Dynamic Function of the Spacer Region of Acetogenins in the Inhibition of Bovine Mitochondrial NADH-Ubiquinone Oxidoreductase (Complex I)

Abstract

Studies of the action mechanism of acetogenins, the most potent and structurally unique inhibitors of bovine heart mitochondrial complex I (NADH-ubiquinone oxidoreductase), are valuable in characterizing the inhibitor binding site in this enzyme. Our previous study deepened our understanding of the dynamic function of the spacer region of bis-THF acetogenins [Abe, M., et al. (2005) Biochemistry 44, 14898−14906] but, at the same time, posed new important questions.

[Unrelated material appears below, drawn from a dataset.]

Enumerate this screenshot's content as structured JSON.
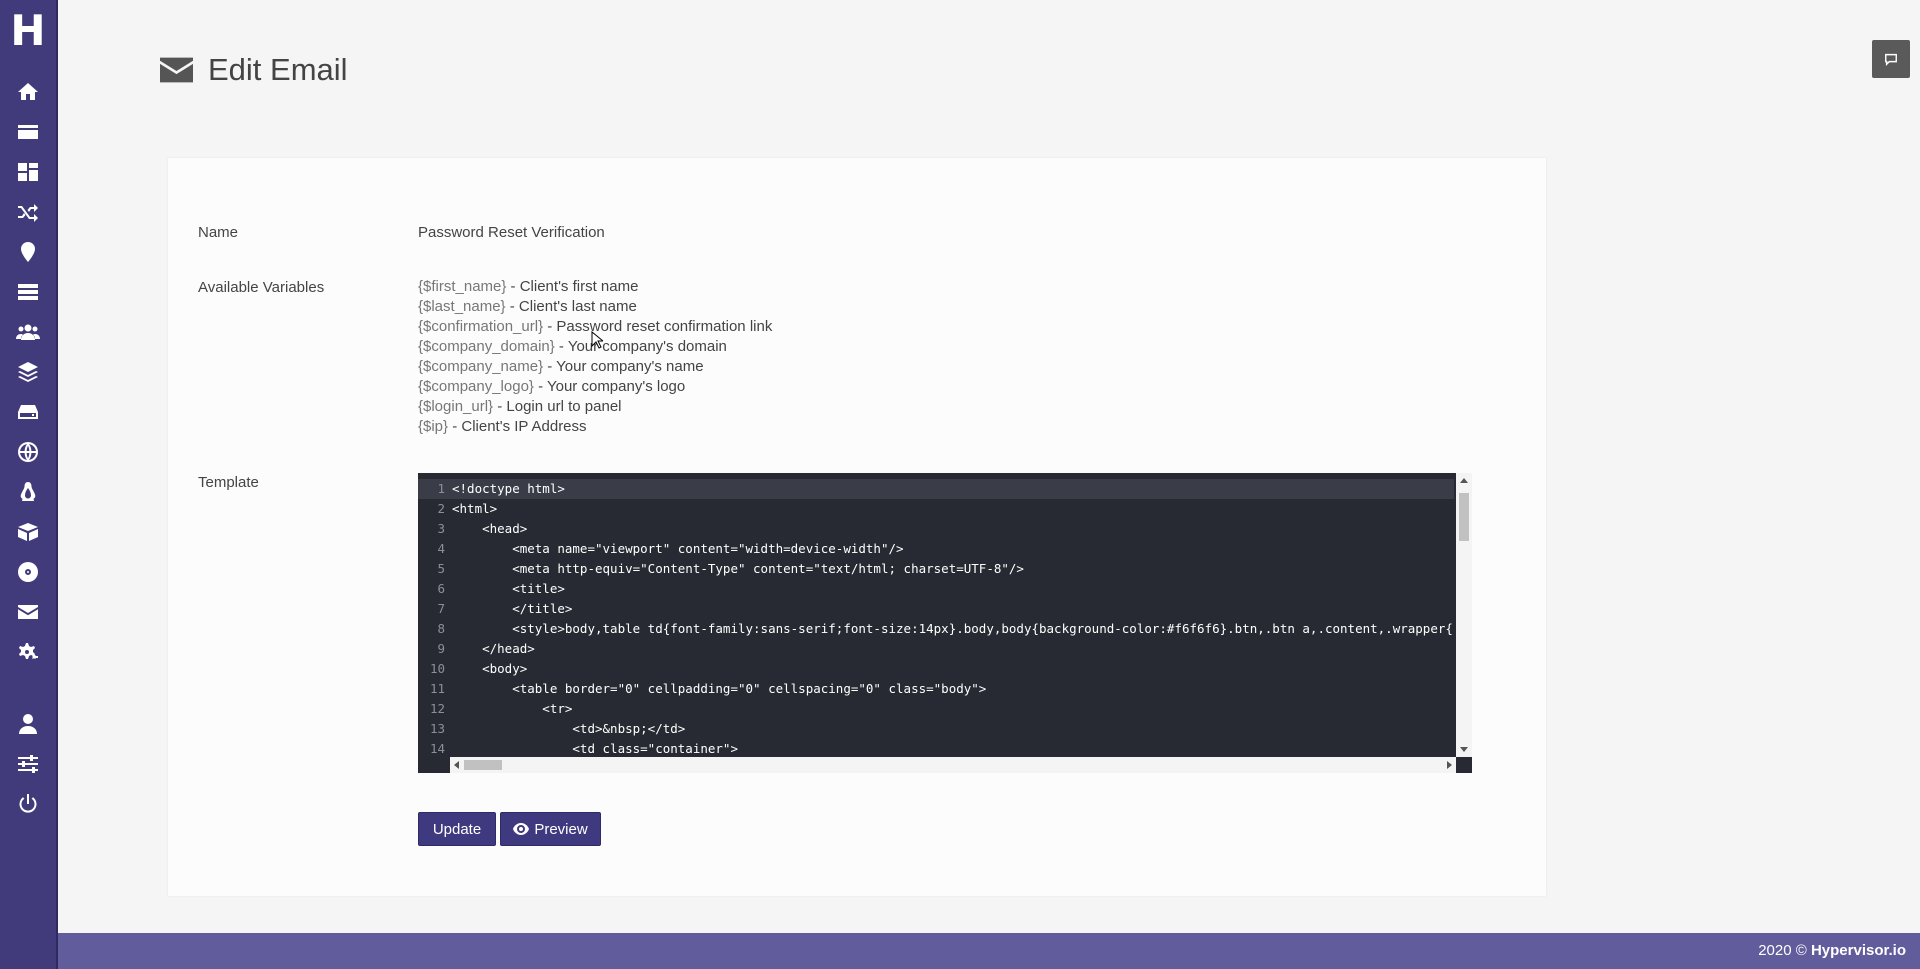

First, while the two toxophores (i.e., the hydroxylated THF and the γ-lactone rings) span a distance shorter than that of the extended 13 carbon atoms [-(CH₂)₁₃-], what is the apparent optimal length of the spacer for the inhibition of 13 carbon atoms? In other words, what is the functional role of the additional methylene groups? Second, why was the inhibitory potency of the mono-THF derivative, but not the bis-THF derivative, drastically reduced by hardening the spacer covering 10 carbon atoms into a rodlike shape [-CH₂-(C≡C)₄-CH₂-]? This study was designed not only to answer these questions but also to further disclose the dynamic functions of the spacer. We here synthesized systematically designed acetogenins, including mono- and bis-THF derivatives, and evaluated their inhibitory effects on bovine complex I. With regard to the first question, we demonstrated that the additional methylenes enhance the hydrophobicity of the spacer region, which may be thermodynamically advantageous for bringing the polar γ-lactone ring into the membrane-embedded segment of complex I. With regard to the second question, we observed that a decrease in the flexibility of the spacer region is more adverse to the action of the mono-THF series than that of the bis-THF series. As a cause of this difference, we suggest that for bis-THF derivatives, one of the two THF rings, being adjacent to the spacer, is capable of working as a pseudospacer to overcome the remarkable decrease in the conformational freedom and/or the length of the spacer. Moreover, using photoresponsive acetogenins that undergo drastic and reversible conformational changes with alternating UV−vis irradiation, we provided further evidence that the spacer region is free from steric congestion arising from the putative binding site probably because there is no receptor wall for the spacer region.